Мои шаги гулко отдавались в проходе, который вел к конюшне, но я все же пробрался во двор никем не замеченный. Когда я влез на крышу конюшни и уцепился за подоконник ближайшего окна, менуэт зазвучал совсем близко. Подо мной, почуяв чужого, тревожно зафыркали лошади. Двор внизу засеребрился лунным светом, и я стал ждать, чтобы он снова погрузился в темноту. Танец в зале кончился, и под шум рукоплесканий я выдавил локтем стекло. Оно только чуть звякнуло, потому что пол был устлан пушистым ковром. Просунув руку в дыру, я отодвинул задвижку и открыл раму. Потом перепрыгнул через подоконник и замер, глядя через открытую дверь на алый ковер, устилавший лестничную площадку, на дорогие перила красного дерева, на висячую лампу, красивую, как перламутровая раковина. Все было спокойно. Под моими ногами возобновилось мягкое биение музыки. Я повернулся и стал осматривать комнату. Здесь жил мужчина. На туалетном столике поблескивал ручеек серебряных и медных монет. Я осторожно собрал их, отодвинув запонки из драгоценных камней и серебряную табакерку. Потом я стал обыскивать гардероб. Почти сразу я нашел в кармане сюртука кошелек, набитый соверенами, и другой – поменьше. Я еще шарил там, когда на лестнице послышались шаги. Времени хватило только на то, чтобы захлопнуть дверцу гардероба и отскочить к окну. Я встал за тяжелыми бархатными портьерами и ждал затаив дыхание. Комната звенела тишиной, на лбу у меня выступили капли пота, и струйки его поползли по лицу. Кто-то бесшумно вошел, и я услышал слабый скрип ключа в замке. А потом – женский голос, протестующий шепот, тихий мужской смех и поцелуй. И все, только прерывистое дыхание да изредка нежные слова. Шли минуты, с кровати доносился шорох покрывала, поцелуи, тихие стоны.
– Мне пора идти, – шепнула она.
– Я зажгу лампу, – сказал он.
– Ах, не надо! – ответила она, и я слушал, как она одевается во мраке совсем рядом со мной. Скрипнул замок.
– Приходи скорее, – сказала она.
Дверь за ней закрылась.
Мужчина крякнул, перевел дух и вскочил с постели. Едва он отодвинул портьеру, я ударил, мельком успев заметить расстегнутую рубашку из белого шелка, толстую шею и тяжелый подбородок. Вскрикнув, он отлетел назад, наткнулся на туалетный столик и опрокинул его – затрещало дерево, зазвенело стекло. Он застрял между столом и кроватью, болтая ногами, и визжал, как женщина. Я прыгнул в окно. В пятнадцати футах внизу – мощеный двор; я упал, тотчас вскочил, сшиб с ног конюха, выбежавшего из конюшни, и помчался по узкому проходу на улицу, а сзади нарастал шум погони.
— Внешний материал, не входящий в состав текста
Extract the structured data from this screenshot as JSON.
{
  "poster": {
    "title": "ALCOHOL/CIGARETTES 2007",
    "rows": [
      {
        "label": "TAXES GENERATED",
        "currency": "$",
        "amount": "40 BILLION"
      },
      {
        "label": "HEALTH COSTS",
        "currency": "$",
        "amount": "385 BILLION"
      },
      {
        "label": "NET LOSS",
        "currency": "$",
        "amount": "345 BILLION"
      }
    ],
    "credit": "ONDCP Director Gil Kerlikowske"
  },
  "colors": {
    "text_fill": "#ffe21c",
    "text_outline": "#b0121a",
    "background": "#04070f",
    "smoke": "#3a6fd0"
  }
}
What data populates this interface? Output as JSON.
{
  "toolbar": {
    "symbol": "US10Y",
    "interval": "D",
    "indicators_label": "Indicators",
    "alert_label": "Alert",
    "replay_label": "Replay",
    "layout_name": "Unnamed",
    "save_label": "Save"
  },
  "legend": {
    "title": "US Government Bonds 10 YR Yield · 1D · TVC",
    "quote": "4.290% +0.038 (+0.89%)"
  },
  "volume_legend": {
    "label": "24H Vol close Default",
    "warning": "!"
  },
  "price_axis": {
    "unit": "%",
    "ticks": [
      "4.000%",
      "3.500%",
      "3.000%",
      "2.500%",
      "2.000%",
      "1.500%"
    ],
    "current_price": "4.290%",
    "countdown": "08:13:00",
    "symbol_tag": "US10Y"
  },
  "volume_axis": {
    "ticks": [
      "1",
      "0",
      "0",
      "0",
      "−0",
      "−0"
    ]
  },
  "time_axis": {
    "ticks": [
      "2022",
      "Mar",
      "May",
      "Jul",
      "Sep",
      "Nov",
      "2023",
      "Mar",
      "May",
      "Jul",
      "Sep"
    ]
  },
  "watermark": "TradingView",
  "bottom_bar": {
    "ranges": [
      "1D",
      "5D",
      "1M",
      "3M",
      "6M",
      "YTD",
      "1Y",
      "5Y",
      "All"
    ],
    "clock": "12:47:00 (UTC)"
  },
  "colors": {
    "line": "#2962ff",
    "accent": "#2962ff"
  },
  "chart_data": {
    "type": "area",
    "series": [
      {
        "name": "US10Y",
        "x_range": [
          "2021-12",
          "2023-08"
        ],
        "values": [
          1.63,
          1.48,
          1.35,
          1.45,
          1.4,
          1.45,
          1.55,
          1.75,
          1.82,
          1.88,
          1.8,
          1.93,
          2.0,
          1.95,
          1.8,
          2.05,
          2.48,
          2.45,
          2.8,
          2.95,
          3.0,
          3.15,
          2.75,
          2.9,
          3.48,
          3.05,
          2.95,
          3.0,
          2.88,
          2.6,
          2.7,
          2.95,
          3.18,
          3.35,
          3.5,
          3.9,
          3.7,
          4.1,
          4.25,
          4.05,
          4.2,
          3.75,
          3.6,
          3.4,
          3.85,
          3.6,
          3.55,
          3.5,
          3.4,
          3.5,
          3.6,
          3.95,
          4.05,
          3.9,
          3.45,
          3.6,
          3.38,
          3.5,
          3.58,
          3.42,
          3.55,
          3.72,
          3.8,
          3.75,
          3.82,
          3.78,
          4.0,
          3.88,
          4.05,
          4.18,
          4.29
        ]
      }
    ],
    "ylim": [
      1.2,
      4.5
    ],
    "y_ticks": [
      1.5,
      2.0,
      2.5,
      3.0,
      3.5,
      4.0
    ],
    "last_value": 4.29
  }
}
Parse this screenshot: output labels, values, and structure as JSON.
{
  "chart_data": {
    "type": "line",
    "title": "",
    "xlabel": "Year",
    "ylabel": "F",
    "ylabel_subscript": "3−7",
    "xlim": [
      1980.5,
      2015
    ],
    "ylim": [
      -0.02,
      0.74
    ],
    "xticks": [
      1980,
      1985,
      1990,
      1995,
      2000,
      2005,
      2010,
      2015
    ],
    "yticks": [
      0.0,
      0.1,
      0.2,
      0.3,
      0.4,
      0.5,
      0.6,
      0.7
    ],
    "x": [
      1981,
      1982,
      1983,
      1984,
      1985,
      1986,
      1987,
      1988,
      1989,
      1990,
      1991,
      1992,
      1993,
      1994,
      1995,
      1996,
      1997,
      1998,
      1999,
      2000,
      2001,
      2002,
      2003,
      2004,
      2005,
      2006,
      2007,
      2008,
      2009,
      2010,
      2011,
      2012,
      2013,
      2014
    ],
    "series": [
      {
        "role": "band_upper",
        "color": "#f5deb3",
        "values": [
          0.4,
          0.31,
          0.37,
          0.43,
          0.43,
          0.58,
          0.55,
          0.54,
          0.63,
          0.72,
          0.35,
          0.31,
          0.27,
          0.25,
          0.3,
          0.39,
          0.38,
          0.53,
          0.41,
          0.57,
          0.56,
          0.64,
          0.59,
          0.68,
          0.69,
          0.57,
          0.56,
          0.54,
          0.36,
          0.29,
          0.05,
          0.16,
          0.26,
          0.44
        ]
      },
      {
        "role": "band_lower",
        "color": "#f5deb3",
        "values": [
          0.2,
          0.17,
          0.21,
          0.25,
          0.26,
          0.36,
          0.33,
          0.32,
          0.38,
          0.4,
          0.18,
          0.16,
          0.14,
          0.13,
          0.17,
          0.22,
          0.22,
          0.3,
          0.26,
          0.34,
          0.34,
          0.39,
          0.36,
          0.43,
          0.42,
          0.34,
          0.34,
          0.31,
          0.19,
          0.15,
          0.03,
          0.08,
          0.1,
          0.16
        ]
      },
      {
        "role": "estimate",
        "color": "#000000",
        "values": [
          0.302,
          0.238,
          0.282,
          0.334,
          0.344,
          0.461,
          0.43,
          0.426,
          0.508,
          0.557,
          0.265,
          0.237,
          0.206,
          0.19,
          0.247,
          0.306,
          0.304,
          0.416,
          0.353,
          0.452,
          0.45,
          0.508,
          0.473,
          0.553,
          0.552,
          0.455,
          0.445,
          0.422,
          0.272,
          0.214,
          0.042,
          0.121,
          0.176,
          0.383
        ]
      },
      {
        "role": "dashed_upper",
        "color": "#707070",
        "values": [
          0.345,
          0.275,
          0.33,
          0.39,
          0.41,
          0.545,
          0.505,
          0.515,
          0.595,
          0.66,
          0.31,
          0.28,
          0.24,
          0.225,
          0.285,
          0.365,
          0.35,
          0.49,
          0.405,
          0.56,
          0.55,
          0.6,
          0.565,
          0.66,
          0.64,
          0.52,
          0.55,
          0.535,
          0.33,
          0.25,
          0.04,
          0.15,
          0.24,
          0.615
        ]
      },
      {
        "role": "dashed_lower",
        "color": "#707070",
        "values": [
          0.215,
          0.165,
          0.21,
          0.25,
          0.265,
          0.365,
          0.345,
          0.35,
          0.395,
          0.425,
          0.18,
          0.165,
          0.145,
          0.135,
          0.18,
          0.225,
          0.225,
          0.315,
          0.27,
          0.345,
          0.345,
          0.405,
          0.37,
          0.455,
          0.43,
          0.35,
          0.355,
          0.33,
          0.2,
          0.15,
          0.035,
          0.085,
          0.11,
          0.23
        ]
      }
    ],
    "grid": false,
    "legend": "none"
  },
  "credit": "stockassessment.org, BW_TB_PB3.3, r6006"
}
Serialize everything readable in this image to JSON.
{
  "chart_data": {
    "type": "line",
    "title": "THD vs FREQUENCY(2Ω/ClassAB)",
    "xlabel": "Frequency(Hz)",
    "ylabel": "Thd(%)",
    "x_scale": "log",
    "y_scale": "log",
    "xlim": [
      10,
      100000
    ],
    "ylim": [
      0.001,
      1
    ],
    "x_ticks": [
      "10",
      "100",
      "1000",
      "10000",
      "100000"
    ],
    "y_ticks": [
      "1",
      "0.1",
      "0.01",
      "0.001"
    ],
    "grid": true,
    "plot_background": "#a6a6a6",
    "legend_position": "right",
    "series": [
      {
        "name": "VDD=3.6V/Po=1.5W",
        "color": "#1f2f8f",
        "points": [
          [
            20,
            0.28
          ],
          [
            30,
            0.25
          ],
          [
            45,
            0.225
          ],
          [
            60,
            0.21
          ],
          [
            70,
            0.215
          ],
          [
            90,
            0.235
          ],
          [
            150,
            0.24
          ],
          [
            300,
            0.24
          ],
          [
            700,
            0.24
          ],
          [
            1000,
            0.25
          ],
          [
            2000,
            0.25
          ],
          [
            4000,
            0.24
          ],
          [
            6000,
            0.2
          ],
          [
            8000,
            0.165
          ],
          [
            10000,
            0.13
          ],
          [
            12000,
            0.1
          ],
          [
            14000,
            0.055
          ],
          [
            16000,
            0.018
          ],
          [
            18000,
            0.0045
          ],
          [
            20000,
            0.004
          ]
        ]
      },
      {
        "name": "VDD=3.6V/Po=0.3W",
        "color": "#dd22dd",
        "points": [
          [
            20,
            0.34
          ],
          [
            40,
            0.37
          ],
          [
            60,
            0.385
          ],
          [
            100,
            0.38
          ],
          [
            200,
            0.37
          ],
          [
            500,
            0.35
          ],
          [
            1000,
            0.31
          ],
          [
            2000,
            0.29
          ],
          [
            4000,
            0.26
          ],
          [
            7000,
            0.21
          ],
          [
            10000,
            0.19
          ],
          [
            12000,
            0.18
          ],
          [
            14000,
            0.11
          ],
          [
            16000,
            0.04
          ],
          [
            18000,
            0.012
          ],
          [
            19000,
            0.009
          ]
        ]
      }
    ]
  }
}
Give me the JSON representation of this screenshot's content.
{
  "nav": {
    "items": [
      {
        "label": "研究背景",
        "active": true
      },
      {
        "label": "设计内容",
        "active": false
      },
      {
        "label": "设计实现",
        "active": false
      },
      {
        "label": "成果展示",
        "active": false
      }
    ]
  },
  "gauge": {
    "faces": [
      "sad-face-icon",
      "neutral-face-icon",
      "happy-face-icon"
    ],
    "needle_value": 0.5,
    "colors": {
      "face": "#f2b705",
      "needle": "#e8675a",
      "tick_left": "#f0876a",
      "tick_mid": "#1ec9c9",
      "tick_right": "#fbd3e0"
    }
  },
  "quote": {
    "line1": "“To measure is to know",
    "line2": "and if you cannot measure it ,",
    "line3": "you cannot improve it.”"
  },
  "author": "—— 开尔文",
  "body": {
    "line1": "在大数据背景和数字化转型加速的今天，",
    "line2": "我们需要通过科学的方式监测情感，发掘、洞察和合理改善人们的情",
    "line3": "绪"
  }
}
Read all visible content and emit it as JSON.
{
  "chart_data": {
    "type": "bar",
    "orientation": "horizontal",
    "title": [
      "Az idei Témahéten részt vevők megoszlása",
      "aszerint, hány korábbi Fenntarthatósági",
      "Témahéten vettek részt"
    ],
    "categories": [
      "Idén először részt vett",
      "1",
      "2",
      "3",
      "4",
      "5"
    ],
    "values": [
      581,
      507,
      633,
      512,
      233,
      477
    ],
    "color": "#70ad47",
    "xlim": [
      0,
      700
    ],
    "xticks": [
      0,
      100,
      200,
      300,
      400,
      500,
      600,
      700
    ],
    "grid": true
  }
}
В конце улицы Тиддер я свернул налево, в спасительный простор лугов. Спустившись к реке, я переплыл ее напротив замка, не осмеливаясь вернуться к лланфойстскому броду – там могли быть солдаты. Весь мокрый, стуча зубами, я достиг подножия Блоренджа и углубился в его леса – теперь мне уже ничто не грозило. Перебравшись через канал, я поднялся на гребень мимо пруда, спустился по Тэрнпайку и вышел на Бринморскую дорогу, к открытым склонам Койти. Звезды еще не померкли, когда впереди показался Нанти. Здесь, как и на Гарндирусе, в темноте пылали печи ночной смены, а вдоль Гарна мерцали огненные точки кричных горнов.
Но прямо подо мной во впадине Кум-Крахена был мрак. Там колыхался туман, и в его белесой пелене, точно раны, чернели обвалившиеся стены и трубы заброшенного завода. Я сел на пригорке, закопал оба кошелька и пересчитал монеты: тридцать восемь соверенов и еще мелочь – мне ни разу в жизни не приходилось видеть таких денег. Завязав их в шарф, я спустился по склону в тяжелую вонь. За растрескавшейся стеной плакал младенец. По кучам мусора, словно привидения, бродили собаки, в темных углах поблескивали их глаза. Из-за разбитых окон доносились глухие человеческие голоса. В неподвижном воздухе поднимались серые столбы дыма из самодельных труб, и красноватое пламя очагов мигало в самодельных комнатах, где старики и больные, слабосильные и калеки спали среди обломков печей, у которых они когда-то работали. Сломанные, насквозь проржавевшие машины стояли на страже этой нищеты и горя, проволочные канаты прихотливыми узорами извивались по захламленному полу. Этот призрачный поселок, затянутый ноябрьским туманом, был как могила, и дыхание его поднималось к небу среди унылого безмолвия. Здесь жили должники, не имевшие долгов: старики, построившие империю железа, которая выпила из них все силы, богатыри, чьи суставы утратили былую гибкость, женщины, катавшие под землей вагонетки так долго, что их груди затерялись в узлах мускулов, слепые, увечные, умирающие. Здесь жили люди, попавшие в черный список за дерзкий ответ хозяину или управляющему, здесь жили их дети, маленькие, обтянутые кожей скелеты, которые всю свою короткую жизнь или клянчили милостыню, или играли на кучах шлака.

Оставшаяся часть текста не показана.